Di satu sisi, lantaran situasi ekonomi yang berjalan bak siput itu pula, pengucuran kredit bank juga bakal lelet. “Jadi, bank menurunkan bunga deposito,” tutur Muliaman.
Memoles kinerja
Bank yang memangkas bunga deposito, misalnya, PT Bank Rakyat Indonesia (BRI) Tbk. Budi Satria, Sekretaris Perusahaan BRI, menyebutkan, banknya terpaksa menempuh cara ini di triwulan II 2015 gara-gara likuiditas yang melimpah. Waktu itu, pada Maret 2015, LDR industri bank 87,60%.

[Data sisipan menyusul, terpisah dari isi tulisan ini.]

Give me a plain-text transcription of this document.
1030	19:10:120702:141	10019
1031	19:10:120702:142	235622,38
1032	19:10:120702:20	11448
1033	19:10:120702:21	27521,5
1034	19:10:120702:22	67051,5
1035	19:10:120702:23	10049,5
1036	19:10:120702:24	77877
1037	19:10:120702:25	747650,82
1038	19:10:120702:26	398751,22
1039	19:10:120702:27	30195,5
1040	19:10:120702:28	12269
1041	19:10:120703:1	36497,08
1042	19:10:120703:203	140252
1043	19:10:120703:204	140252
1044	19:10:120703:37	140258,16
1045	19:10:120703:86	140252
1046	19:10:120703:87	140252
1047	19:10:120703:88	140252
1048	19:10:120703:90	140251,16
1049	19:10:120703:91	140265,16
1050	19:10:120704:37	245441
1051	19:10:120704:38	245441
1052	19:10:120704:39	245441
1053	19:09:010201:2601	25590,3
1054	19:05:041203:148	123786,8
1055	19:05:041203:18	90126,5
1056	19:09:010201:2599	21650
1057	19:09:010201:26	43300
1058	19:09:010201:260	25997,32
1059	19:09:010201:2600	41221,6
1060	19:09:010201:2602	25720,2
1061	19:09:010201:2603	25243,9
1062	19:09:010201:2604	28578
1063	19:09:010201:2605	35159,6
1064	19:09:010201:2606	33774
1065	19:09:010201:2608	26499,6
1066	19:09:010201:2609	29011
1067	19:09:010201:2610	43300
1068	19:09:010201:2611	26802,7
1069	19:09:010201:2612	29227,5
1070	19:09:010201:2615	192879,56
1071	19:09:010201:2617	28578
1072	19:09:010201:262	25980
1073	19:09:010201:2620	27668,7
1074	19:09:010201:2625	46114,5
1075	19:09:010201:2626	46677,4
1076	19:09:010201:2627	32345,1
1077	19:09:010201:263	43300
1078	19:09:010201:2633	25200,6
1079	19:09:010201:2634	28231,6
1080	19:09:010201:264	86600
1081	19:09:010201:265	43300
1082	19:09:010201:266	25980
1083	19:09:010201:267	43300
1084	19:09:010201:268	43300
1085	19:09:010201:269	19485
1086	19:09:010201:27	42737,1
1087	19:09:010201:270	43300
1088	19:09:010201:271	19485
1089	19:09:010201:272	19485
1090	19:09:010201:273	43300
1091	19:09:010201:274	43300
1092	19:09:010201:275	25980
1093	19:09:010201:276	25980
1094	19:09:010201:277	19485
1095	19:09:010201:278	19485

Bank pelat merah ini juga melihat penurunan pertumbuhan kredit karena ekonomi yang lesu. Alasan lainnya, “Komparasi terhadap pesaing yang juga telah menurunkan suku bunga deposito,” tegas Budi.
Selain itu, pengguntingan bunga deposito bertujuan untuk menjaga profitabilitas. Caranya, dengan menurunkan beban bunga. “Mengingat ekspektasi pendapatan bunga juga akan turun seiring dengan revisi target pertumbuhan kredit. Hasil dari strategi ini terlihat dari turunnya biaya dana atau cost of fund (CoF) dari 4,74% pada Maret 2015 menjadi 4,50% di Juni 2015,” imbuh Budi.
Tapi, penurunan bunga deposito terbesar dilakukan PT Bank Central Asia (BCA) Tbk. Sejak awal tahun, bunga deposito bank ini sudah susut 190 basis poin (bps). Jahja Setiaatmadja, Presiden Direktur BCA, menegaskan, banknya rutin menurunkan bunga deposito sejak Februari 2015 lalu. “Sudah delapan kali kami turunkan bunga deposito. Tiap bulan rata-rata turun 0,25%,” ujar Jahja.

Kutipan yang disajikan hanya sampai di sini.